Com o avanço conquistador dos romanos e a organização militar desse povo, começaram a  aparecer os grandes hospitais militares, construídos nas principais cidades do Império, para receber os soldados feridos em combate. Nessa fase, a cirurgia alcançou grande desenvolvimento, principalmente no tratamento das feridas traumáticas de guerra. É dessa época que  os estudos de Herófilo  (340 – ? d. C.) e de Eresistrato (330 – ? d.C.)  identificaram a tireóide, a próstata, o estômago, o duodeno, o sistema nervoso além de diferenciar o tendão do nervo.

Com gradativa ascensão do cristianismo, no Império Romano, a partir de Constantino, a Medicina começou a absorver na sua prática o sentido de caridade e perdeu grande parte das conquistas em torno da técnica.

A Medicina passou a ser compreendido como sacerdócio, em comparação com a ação médica  milagrosa desenvolvida por  Jesus Cristo, que operava milagres na cura dos cegos, paralíticos e leprosos.

O Ocidente cristianizado construiu os hospitais para abrigar os indigentes – nosocomia. A partir daí inicia-se um período muito difícil para a cirurgia. Em conseqüência das restrições eclesiásticas impostas pelo poder da Igreja, o corpo humano não pode mais ser estudado e a guarda sigilosa, nas abadias, dos livros de anatomia escritos pelos gregos e romanos, contribuíram decisivamente para que a cirurgia se tornasse uma atividade impossível de ser exercida.

Foi nessa condição que a cirurgia atravessou dez séculos, sendo exercida, neste período, pelos cirurgiões-barbeiros. Eles amputavam, lancetavam, tiravam dentes, drenavam os abcessos, cortavam cabelo e barba. Esta situação foi consolidada, no Concílio de Tours (1163), que proclamou: Ecclesia Abohorret  a  Sanguine.

A primeira resistência coletiva a essa situação começou a aparecer na Faculdade de Medicina de Montpellier, na França, em 1220. Um grupo de cirurgiões-barbeiros, influenciados pelos novos ares acadêmicos e liderados por Jean Pitard (1238- 1315) fundou a primeira Confraria de Cirurgiões, sob a proteção de São Cosme e São Damião e se separaram dos barbeiros.

A cirurgia foi incorporada, definitivamente, como especialidade médica a partir de 1436, quando os cirurgiões foram aceitos como alunos graduados da Faculdade de Medicina de Paris. Começou, timidamente, com supervisão da igreja, o movimento cultural de retorno ao homem como o centro da forma viva.

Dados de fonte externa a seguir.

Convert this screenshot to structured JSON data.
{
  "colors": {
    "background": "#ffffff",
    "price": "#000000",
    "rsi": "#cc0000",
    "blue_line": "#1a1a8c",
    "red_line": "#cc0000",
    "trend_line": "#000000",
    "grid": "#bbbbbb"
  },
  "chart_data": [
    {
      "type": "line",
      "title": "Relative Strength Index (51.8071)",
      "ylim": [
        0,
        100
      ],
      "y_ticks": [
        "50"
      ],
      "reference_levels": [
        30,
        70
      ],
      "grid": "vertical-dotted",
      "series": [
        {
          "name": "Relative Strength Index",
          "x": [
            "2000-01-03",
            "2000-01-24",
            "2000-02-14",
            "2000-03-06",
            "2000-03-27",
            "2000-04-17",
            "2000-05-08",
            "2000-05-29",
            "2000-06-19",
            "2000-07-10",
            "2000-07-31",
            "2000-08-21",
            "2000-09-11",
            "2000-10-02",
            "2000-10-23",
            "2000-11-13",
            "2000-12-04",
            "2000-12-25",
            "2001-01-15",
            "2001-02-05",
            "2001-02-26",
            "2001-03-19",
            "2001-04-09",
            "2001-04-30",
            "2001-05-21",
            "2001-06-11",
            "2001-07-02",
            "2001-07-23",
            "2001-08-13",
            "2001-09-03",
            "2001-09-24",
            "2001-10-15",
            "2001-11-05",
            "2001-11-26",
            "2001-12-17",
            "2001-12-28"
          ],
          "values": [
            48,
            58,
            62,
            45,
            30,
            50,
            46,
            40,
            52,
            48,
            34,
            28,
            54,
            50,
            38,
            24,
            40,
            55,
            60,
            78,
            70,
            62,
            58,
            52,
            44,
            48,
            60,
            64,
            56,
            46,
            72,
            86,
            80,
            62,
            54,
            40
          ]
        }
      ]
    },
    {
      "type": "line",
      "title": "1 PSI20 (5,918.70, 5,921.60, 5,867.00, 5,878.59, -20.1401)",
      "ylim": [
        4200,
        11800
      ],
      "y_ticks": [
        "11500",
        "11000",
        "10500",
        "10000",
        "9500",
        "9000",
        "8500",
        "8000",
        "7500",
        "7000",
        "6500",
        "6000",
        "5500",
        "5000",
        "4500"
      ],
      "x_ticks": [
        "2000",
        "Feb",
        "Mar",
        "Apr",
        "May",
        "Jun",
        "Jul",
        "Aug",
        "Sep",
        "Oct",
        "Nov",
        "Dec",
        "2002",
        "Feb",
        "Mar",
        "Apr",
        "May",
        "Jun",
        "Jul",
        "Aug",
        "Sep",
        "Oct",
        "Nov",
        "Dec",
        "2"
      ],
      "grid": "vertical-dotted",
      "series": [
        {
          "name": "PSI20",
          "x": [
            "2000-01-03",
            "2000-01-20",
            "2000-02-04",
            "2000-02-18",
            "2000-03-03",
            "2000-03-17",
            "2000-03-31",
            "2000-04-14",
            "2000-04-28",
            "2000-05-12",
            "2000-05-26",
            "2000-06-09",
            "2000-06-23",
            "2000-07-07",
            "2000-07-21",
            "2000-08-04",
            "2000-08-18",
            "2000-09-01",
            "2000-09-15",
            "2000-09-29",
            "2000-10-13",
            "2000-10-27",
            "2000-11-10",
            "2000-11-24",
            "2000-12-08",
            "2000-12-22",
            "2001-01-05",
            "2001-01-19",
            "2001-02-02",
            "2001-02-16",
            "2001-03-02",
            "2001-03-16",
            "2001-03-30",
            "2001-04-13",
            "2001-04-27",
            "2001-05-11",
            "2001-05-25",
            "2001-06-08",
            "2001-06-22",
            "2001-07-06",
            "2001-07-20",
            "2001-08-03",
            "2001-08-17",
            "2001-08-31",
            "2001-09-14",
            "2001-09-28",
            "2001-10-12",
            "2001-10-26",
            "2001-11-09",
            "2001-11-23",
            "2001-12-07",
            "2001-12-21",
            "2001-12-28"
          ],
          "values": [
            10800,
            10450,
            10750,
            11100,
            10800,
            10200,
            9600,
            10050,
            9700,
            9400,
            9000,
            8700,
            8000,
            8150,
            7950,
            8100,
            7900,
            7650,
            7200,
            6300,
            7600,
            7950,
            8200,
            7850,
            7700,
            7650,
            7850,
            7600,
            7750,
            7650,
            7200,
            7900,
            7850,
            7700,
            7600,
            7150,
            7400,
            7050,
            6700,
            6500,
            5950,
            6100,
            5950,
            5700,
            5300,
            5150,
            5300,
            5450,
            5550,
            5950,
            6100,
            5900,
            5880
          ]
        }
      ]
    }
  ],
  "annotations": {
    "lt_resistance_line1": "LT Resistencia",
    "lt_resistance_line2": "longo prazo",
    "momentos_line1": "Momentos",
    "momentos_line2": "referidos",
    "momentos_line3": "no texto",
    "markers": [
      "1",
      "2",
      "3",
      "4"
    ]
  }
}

O Renascimento que chegava e com ele a nova busca do conhecimento do corpo.

Essa época, iluminada pela nova onda de liberalismo cultural, abrigou o magistral anatomista  André Vesálio (1514 – 1564) e o seu  livro De humani corporris fabrica, que serviu de base à anatomia cirúrgica nos séculos seguintes.

Os artistas, maduros na produção da sua arte, se uniram aos cirurgiões. Leonardo da Vinci, desenha as suas maravilhosas pranchas de anatomia com tamanha perfeição  e detalhes que são insubstituíveis até hoje. Os novos conhecimentos da anatomia e da filosofia se superam. A dissecação do cadáver foi regularizada pelos governos renascentistas.

Com a utilização da anestesia geral, a partir de 1846, e da antissepsia, em 1867, finalmente,  o cirurgião pôde debruçar-se por mais tempo nos objetos da sua arte – o homem e a mulher – e reunir esforços para empurrar os limites da dor e da vida.

 

 

Referências Bibliográficas

 

1. BOTELHO, João Bosco. Medicina e religião: conflito de competência. Manaus. Metro Cúbico.  1991.

2. BOTELHO, João Bosco. Os limites da cura. São Paulo. Plexus. 1998.